Above: Screenshot of the U.S. News & World Report online education website, featuring SUNY Delhi as tied for First Place.
What do you do when you're the only college for miles in the middle of rural upstate New York? Invest in online-only courses.
It's a strategy that's worked for SUNY Delhi, a rural technical college in the Catskills that just tied for first place in U.S. News & World Report's 2014 rankings for Best Online Bachelor Programs. (The other first-place winner for the category was Central Michigan University.)
Delhi got the nod for its online Bachelor of Science in Nursing program, designed to allow working nurses to earn a bachelor's degree. The college specializes in technical degrees -- programs like culinary arts, criminal justice, and turf management.
Increasingly, Delhi is putting those courses online. According to a press release, the online nursing program was started in 2008 and is enrolling 745 students this semester. The college has also launched an online criminal justice bachelor's degree progarm, the first in the SUNY system, and just received approval from SUNY officials to establish Delhi's first-ever masters degree, an online-only masters of science in nursing.
Like many universities, the entire State University of New York system is investing in online courses lately. This month, SUNY announced its new "Open SUNY" online courses intiative. Delhi's BS in Nursing program is one of eight courses that Open SUNY will offer when it launches, according to a college press release.
It seems fitting that a technical college in the rural heart of Delaware County is pioneering online education. For far-flung students in a county bigger than Rhode Island, driving to classes is no joke.

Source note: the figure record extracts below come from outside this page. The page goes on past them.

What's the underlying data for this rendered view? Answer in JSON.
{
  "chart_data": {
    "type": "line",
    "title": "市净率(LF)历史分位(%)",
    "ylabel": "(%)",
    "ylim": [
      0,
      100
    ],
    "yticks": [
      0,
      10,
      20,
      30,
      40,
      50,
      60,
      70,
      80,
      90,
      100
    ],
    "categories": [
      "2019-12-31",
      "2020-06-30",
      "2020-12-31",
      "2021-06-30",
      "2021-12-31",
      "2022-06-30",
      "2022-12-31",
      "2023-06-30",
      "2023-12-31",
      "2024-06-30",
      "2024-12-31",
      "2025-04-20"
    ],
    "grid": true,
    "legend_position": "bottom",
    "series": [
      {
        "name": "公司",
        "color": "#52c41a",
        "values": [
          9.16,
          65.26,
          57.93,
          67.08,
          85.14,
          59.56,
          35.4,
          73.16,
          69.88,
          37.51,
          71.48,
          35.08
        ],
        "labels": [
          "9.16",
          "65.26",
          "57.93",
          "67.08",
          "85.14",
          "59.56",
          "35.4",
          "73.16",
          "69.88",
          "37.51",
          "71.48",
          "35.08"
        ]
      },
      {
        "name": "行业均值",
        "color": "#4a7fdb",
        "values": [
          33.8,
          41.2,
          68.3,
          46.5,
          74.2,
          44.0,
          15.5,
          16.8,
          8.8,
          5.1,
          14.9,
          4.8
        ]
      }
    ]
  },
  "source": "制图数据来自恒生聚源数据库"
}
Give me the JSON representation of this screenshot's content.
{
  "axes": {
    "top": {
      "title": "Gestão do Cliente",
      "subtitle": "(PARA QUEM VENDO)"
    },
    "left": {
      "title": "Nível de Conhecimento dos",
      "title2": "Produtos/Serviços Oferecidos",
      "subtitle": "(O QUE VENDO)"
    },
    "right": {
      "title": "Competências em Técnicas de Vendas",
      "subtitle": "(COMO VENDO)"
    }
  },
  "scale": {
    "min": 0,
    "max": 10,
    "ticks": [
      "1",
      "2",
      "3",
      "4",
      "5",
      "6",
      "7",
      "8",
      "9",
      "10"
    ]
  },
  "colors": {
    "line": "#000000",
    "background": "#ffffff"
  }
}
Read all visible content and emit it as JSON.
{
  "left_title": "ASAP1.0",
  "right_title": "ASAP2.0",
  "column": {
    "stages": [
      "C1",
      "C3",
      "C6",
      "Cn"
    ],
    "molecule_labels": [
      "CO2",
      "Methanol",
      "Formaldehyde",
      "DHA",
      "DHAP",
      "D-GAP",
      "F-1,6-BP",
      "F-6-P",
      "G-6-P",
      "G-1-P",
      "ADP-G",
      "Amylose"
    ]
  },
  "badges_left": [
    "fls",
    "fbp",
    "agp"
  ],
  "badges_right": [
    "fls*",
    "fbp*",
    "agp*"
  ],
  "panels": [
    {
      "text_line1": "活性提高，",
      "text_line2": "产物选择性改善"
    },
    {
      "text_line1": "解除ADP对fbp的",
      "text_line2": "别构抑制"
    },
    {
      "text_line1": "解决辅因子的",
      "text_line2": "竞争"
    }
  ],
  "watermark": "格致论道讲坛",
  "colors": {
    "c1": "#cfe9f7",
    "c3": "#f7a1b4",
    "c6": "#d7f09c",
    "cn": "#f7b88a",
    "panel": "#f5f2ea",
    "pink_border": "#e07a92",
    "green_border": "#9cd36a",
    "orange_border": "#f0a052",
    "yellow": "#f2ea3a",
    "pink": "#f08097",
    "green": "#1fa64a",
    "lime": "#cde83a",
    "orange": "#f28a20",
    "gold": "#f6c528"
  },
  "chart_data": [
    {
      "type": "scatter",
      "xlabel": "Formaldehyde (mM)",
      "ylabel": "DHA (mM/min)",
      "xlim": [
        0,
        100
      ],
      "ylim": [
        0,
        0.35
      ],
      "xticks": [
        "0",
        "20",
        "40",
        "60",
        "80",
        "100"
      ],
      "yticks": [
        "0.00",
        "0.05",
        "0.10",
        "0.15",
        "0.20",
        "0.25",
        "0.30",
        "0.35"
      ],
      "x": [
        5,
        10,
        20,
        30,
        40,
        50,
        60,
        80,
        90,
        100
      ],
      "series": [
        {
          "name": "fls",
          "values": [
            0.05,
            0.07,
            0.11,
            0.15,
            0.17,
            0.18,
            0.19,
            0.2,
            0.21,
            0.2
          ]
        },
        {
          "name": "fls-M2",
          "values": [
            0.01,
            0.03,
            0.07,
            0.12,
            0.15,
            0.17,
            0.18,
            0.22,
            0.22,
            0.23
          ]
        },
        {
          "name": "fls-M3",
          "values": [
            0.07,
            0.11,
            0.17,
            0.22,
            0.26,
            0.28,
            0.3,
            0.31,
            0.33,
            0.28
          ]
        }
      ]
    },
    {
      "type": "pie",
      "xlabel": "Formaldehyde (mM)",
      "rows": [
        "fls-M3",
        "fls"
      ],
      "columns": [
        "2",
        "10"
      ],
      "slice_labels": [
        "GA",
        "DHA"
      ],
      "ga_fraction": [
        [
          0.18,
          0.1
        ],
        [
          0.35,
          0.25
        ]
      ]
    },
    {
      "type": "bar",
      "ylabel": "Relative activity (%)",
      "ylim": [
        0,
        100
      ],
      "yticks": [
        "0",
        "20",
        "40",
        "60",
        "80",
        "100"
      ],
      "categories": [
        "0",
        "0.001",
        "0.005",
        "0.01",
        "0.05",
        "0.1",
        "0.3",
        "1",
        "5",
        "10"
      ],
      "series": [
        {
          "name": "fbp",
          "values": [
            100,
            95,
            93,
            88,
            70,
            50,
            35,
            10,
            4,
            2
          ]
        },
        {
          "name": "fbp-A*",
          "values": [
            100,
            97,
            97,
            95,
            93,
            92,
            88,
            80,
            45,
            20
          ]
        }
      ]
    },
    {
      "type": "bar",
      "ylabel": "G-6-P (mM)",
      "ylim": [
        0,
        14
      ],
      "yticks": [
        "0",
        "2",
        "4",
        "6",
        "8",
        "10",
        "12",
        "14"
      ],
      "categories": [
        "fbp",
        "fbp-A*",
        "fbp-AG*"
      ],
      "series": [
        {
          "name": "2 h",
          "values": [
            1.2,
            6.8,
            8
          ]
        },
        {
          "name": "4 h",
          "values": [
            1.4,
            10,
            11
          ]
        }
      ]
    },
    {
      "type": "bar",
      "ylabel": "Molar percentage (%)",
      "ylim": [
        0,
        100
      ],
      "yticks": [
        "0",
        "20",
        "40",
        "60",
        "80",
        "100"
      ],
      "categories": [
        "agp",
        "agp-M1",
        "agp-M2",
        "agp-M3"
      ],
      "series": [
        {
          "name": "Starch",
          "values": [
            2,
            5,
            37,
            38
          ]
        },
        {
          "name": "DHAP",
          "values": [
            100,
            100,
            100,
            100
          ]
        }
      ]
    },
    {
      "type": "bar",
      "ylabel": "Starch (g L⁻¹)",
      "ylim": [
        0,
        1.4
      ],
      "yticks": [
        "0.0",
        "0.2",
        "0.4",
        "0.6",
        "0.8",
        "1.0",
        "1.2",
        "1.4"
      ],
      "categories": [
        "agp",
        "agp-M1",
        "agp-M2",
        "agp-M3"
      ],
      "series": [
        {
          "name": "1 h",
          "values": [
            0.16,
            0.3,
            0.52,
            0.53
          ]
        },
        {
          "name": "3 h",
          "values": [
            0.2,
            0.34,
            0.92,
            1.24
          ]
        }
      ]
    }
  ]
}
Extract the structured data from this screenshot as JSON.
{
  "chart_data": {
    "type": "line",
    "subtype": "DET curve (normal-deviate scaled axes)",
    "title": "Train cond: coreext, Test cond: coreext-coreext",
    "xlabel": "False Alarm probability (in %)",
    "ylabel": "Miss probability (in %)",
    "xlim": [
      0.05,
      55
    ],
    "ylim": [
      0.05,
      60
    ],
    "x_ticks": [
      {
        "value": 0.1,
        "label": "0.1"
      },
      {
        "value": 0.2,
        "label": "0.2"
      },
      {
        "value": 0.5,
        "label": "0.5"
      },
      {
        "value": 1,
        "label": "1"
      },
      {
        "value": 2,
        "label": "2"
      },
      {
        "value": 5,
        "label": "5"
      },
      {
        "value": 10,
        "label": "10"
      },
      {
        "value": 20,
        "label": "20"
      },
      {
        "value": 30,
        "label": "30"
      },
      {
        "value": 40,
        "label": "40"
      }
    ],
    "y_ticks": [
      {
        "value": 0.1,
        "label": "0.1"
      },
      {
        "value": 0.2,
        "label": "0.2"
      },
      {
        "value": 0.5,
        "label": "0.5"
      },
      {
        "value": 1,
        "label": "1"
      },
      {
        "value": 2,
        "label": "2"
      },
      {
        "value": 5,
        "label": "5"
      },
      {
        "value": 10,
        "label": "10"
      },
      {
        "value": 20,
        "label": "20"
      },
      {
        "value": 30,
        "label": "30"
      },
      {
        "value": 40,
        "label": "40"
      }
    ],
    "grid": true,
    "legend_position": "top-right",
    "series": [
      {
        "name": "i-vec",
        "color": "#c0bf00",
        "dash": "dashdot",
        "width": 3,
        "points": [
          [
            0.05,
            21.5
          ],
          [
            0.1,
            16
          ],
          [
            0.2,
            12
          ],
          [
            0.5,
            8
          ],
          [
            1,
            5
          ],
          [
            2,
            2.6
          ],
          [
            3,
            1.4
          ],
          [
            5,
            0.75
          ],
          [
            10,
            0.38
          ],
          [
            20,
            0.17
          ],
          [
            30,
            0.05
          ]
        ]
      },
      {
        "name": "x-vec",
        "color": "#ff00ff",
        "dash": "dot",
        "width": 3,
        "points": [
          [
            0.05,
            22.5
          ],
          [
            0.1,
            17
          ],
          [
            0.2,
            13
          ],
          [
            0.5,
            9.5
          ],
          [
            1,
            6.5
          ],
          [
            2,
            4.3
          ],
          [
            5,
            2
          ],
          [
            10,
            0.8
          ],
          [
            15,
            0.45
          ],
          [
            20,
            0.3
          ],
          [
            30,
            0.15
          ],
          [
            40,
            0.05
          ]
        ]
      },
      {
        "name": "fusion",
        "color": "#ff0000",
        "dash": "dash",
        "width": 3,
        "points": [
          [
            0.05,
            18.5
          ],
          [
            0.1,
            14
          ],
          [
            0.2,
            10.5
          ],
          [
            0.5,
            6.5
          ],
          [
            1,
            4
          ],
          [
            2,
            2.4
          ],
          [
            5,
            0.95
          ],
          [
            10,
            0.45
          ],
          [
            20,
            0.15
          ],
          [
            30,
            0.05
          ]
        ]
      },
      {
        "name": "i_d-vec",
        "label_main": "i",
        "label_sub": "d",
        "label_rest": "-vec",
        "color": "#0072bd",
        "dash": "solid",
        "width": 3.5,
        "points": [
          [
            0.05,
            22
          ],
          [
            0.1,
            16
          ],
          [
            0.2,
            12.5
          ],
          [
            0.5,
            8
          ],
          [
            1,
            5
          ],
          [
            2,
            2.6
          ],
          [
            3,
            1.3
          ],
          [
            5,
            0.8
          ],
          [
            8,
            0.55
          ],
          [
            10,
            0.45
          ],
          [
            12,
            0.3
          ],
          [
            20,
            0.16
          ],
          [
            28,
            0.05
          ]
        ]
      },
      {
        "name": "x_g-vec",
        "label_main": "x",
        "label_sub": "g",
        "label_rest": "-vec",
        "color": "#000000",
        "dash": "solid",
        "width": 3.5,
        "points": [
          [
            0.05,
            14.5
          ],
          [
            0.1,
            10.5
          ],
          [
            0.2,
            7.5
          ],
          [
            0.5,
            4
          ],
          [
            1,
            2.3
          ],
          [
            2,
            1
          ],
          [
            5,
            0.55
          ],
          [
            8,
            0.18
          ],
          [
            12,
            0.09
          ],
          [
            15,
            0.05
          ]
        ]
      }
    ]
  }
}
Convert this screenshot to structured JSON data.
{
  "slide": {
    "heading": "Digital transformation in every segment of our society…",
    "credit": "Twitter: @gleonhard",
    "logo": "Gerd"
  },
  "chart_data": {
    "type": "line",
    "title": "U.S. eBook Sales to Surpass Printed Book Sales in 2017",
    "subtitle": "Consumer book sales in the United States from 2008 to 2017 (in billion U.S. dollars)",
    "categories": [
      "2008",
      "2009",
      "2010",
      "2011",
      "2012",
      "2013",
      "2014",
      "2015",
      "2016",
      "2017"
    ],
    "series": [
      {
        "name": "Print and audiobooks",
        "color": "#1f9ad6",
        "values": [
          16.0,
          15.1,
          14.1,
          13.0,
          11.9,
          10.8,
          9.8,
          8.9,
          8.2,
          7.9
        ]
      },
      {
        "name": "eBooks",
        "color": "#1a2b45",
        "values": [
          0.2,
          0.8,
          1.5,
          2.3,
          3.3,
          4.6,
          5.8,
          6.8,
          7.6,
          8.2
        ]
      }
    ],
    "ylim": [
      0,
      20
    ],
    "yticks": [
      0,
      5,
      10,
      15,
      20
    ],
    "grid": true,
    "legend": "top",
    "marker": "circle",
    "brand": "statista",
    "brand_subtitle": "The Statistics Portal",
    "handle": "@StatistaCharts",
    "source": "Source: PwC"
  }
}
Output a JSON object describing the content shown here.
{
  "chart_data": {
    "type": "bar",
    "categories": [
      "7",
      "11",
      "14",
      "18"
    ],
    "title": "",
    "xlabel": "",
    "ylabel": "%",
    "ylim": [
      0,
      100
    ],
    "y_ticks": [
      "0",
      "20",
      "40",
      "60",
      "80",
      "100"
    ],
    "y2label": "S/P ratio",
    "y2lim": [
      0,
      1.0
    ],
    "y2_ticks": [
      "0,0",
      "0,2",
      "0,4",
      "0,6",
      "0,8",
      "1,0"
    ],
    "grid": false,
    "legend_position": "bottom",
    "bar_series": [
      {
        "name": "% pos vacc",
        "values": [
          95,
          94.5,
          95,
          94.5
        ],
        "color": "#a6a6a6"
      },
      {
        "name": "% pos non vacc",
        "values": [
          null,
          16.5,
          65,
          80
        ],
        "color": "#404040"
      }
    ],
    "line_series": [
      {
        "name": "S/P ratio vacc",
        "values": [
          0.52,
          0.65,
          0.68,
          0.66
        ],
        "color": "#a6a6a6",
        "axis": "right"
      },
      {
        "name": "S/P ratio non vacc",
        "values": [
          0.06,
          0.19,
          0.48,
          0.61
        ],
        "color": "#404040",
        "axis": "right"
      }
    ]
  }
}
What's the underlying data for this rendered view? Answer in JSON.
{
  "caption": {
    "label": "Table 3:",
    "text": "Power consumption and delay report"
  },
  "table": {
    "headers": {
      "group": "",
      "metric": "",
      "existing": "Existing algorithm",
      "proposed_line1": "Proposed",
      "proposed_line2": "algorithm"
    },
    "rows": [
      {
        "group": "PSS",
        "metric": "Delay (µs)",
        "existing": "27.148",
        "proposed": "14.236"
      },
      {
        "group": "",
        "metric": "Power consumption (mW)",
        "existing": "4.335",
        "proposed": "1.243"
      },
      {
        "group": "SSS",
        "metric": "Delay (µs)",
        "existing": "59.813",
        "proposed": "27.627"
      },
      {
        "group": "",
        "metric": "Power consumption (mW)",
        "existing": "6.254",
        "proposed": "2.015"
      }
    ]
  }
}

The dean of Delhi's nursing program, Mary Pat Lewis, explains in a SUNY Delhi video that the college put out a "widespread regional survey" to find out whether there was interest in online learning. The response from Catskills residents and other prospective students was a resounding 'yes.'
Local color alert: In the video, as Lewis speaks about "geographical constraints and rural locations," there is a shot of a long-abandoned, vine-encrusted house that has been a derelict landmark on Route 28 in Arkville for decades.